As the spring grew warmer, my mother rallied wonderfully, and we began to dare to hope. At last it was decided to move her down to Norwood; she was wearying for change, and it was thought that the purer air of the country might aid the system to recover tone and strength. The furniture was waiting for me to send for it, and it was soon, conveyed to Colby Road; it only furnished two rooms, but I could easily sleep on the floor, and I made the two rooms on the ground floor into bedroom and sitting-room for my dear invalid. One little servant-maid was all our slender resources could afford, and a very charming one was found for me by Mrs. Scott. Through the months of hard work and poor living that followed, Mary was the most thoughtful and most generous of comrades. And, indeed, I have been very fortunate in my servants, always finding in them willingness to help, and freely-rendered, ungrudging kindness.

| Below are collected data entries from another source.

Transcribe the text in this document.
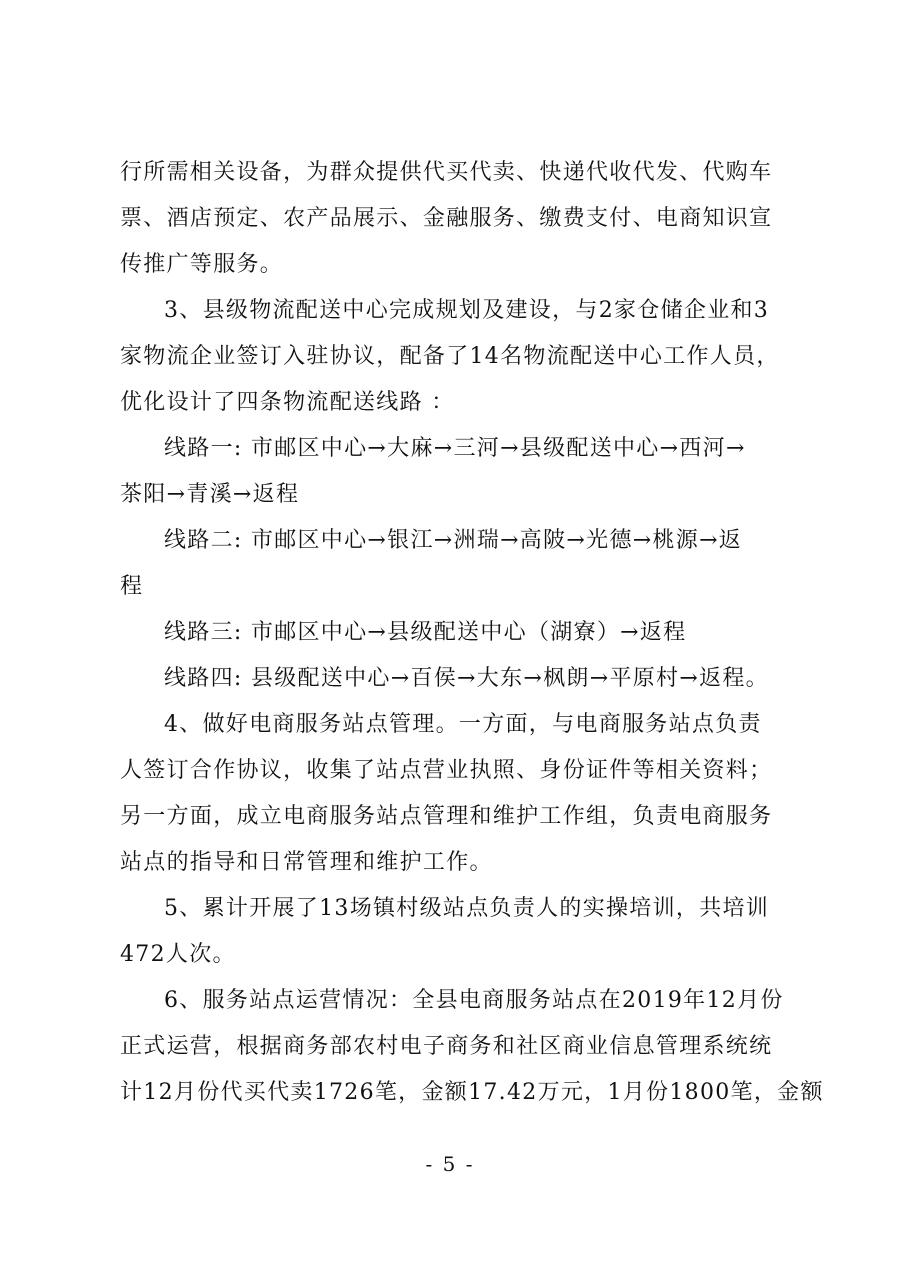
行所需相关设备，为群众提供代买代卖、快递代收代发、代购车
票、酒店预定、农产品展示、金融服务、缴费支付、电商知识宣
传推广等服务。
3、县级物流配送中心完成规划及建设，与2家仓储企业和3
家物流企业签订入驻协议，配备了14名物流配送中心工作人员，
优化设计了四条物流配送线路 ：
线路一: 市邮区中心→大麻→三河→县级配送中心→西河→
茶阳→青溪→返程
线路二: 市邮区中心→银江→洲瑞→高陂→光德→桃源→返
程
线路三: 市邮区中心→县级配送中心（湖寮）→返程
线路四: 县级配送中心→百侯→大东→枫朗→平原村→返程。
4、做好电商服务站点管理。一方面，与电商服务站点负责
人签订合作协议，收集了站点营业执照、身份证件等相关资料；
另一方面，成立电商服务站点管理和维护工作组，负责电商服务
站点的指导和日常管理和维护工作。
5、累计开展了13场镇村级站点负责人的实操培训，共培训
472人次。
6、服务站点运营情况：全县电商服务站点在2019年12月份
正式运营，根据商务部农村电子商务和社区商业信息管理系统统
计12月份代买代卖1726笔，金额17.42万元，1月份1800笔，金额
- 5 -
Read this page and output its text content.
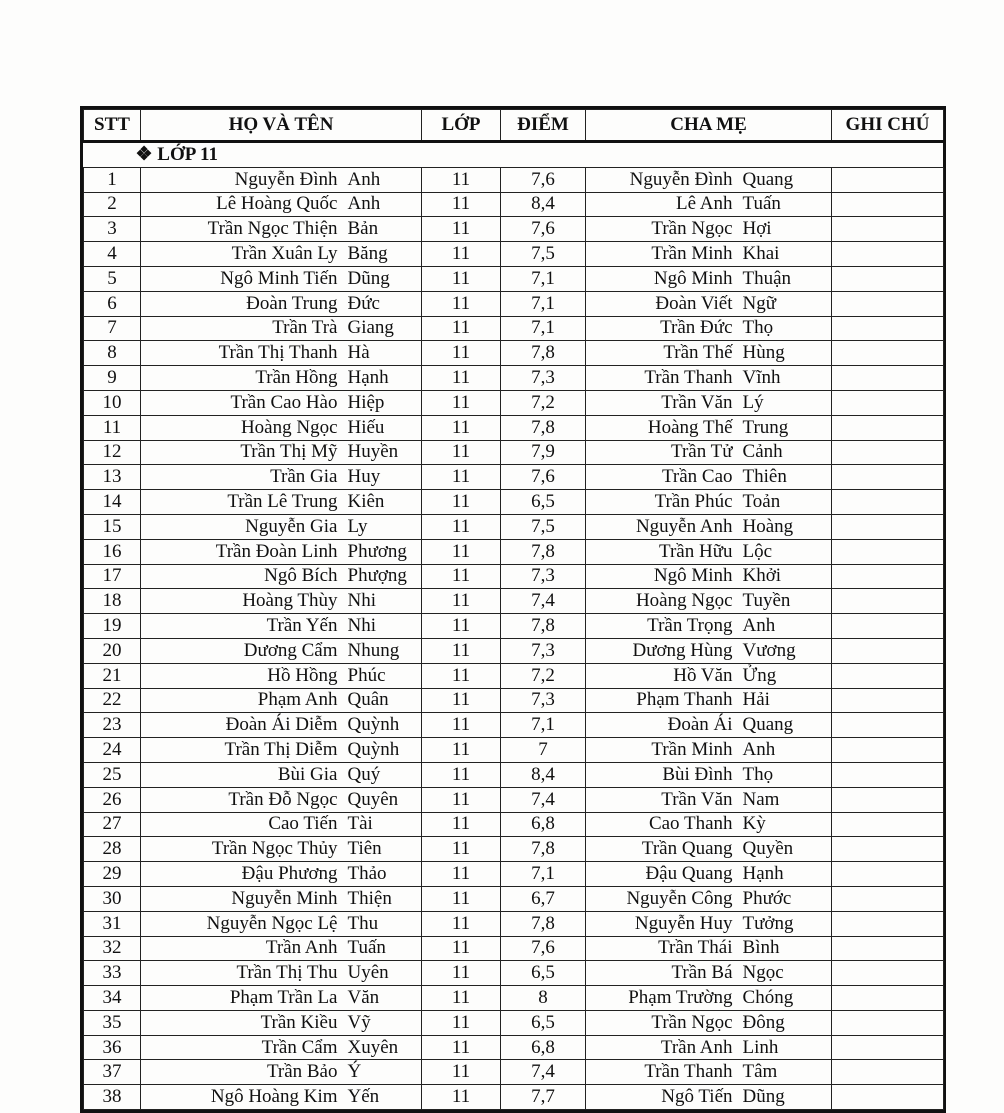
STT	HỌ VÀ TÊN		LỚP	ĐIỂM	CHA MẸ		GHI CHÚ
❖ LỚP 11							
1	Nguyễn Đình	Anh	11	7,6	Nguyễn Đình	Quang	
2	Lê Hoàng Quốc	Anh	11	8,4	Lê Anh	Tuấn	
3	Trần Ngọc Thiện	Bản	11	7,6	Trần Ngọc	Hợi	
4	Trần Xuân Ly	Băng	11	7,5	Trần Minh	Khai	
5	Ngô Minh Tiến	Dũng	11	7,1	Ngô Minh	Thuận	
6	Đoàn Trung	Đức	11	7,1	Đoàn Viết	Ngữ	
7	Trần Trà	Giang	11	7,1	Trần Đức	Thọ	
8	Trần Thị Thanh	Hà	11	7,8	Trần Thế	Hùng	
9	Trần Hồng	Hạnh	11	7,3	Trần Thanh	Vĩnh	
10	Trần Cao Hào	Hiệp	11	7,2	Trần Văn	Lý	
11	Hoàng Ngọc	Hiếu	11	7,8	Hoàng Thế	Trung	
12	Trần Thị Mỹ	Huyền	11	7,9	Trần Tử	Cảnh	
13	Trần Gia	Huy	11	7,6	Trần Cao	Thiên	
14	Trần Lê Trung	Kiên	11	6,5	Trần Phúc	Toản	
15	Nguyễn Gia	Ly	11	7,5	Nguyễn Anh	Hoàng	
16	Trần Đoàn Linh	Phương	11	7,8	Trần Hữu	Lộc	
17	Ngô Bích	Phượng	11	7,3	Ngô Minh	Khởi	
18	Hoàng Thùy	Nhi	11	7,4	Hoàng Ngọc	Tuyền	
19	Trần Yến	Nhi	11	7,8	Trần Trọng	Anh	
20	Dương Cẩm	Nhung	11	7,3	Dương Hùng	Vương	
21	Hồ Hồng	Phúc	11	7,2	Hồ Văn	Ửng	
22	Phạm Anh	Quân	11	7,3	Phạm Thanh	Hải	
23	Đoàn Ái Diễm	Quỳnh	11	7,1	Đoàn Ái	Quang	
24	Trần Thị Diễm	Quỳnh	11	7	Trần Minh	Anh	
25	Bùi Gia	Quý	11	8,4	Bùi Đình	Thọ	
26	Trần Đỗ Ngọc	Quyên	11	7,4	Trần Văn	Nam	
27	Cao Tiến	Tài	11	6,8	Cao Thanh	Kỳ	
28	Trần Ngọc Thủy	Tiên	11	7,8	Trần Quang	Quyền	
29	Đậu Phương	Thảo	11	7,1	Đậu Quang	Hạnh	
30	Nguyễn Minh	Thiện	11	6,7	Nguyễn Công	Phước	
31	Nguyễn Ngọc Lệ	Thu	11	7,8	Nguyễn Huy	Tưởng	
32	Trần Anh	Tuấn	11	7,6	Trần Thái	Bình	
33	Trần Thị Thu	Uyên	11	6,5	Trần Bá	Ngọc	
34	Phạm Trần La	Văn	11	8	Phạm Trường	Chóng	
35	Trần Kiều	Vỹ	11	6,5	Trần Ngọc	Đông	
36	Trần Cẩm	Xuyên	11	6,8	Trần Anh	Linh	
37	Trần Bảo	Ý	11	7,4	Trần Thanh	Tâm	
38	Ngô Hoàng Kim	Yến	11	7,7	Ngô Tiến	Dũng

I have just said that I could only furnish two rooms, but on my next visit to complete all the arrangements for my mother’s reception, I found the bedroom that was to be mine neatly and prettily furnished. The good fairy was Mrs. Scott, who, learning the “nakedness of the land” from Mary, had determined that I should not be as uncomfortable as I had expected.
It was the beginning of May, and the air was soft and bright and warm. We hired an invalid carriage and drove slowly down to Norwood. My mother seemed to enjoy the drive, and when we lifted her into the bright cosy room prepared for her, she was delighted with the change. On the following morning the improvement was continued, but in the evening she was taken suddenly worse, and we lifted her into bed and telegraphed for the doctor. But now the end had come; her strength completely failed, and she felt that death was upon her; but selfless to the last, her only fear was for me. “I am leaving you alone,” she would sigh from time to time, and truly I felt, with an anguish I dared not realise, that when she died I should indeed be alone on earth.
For two days longer she was with me, and, miser with my last few hours, I never left her side for five minutes. At last on the 10th of May the weakness passed into delirium, but even then the faithful eyes followed me about the room, until at length they closed for ever, and as the sun sank low in the heavens, the breath came slower and slower, till the silence of death came down upon us and she was gone.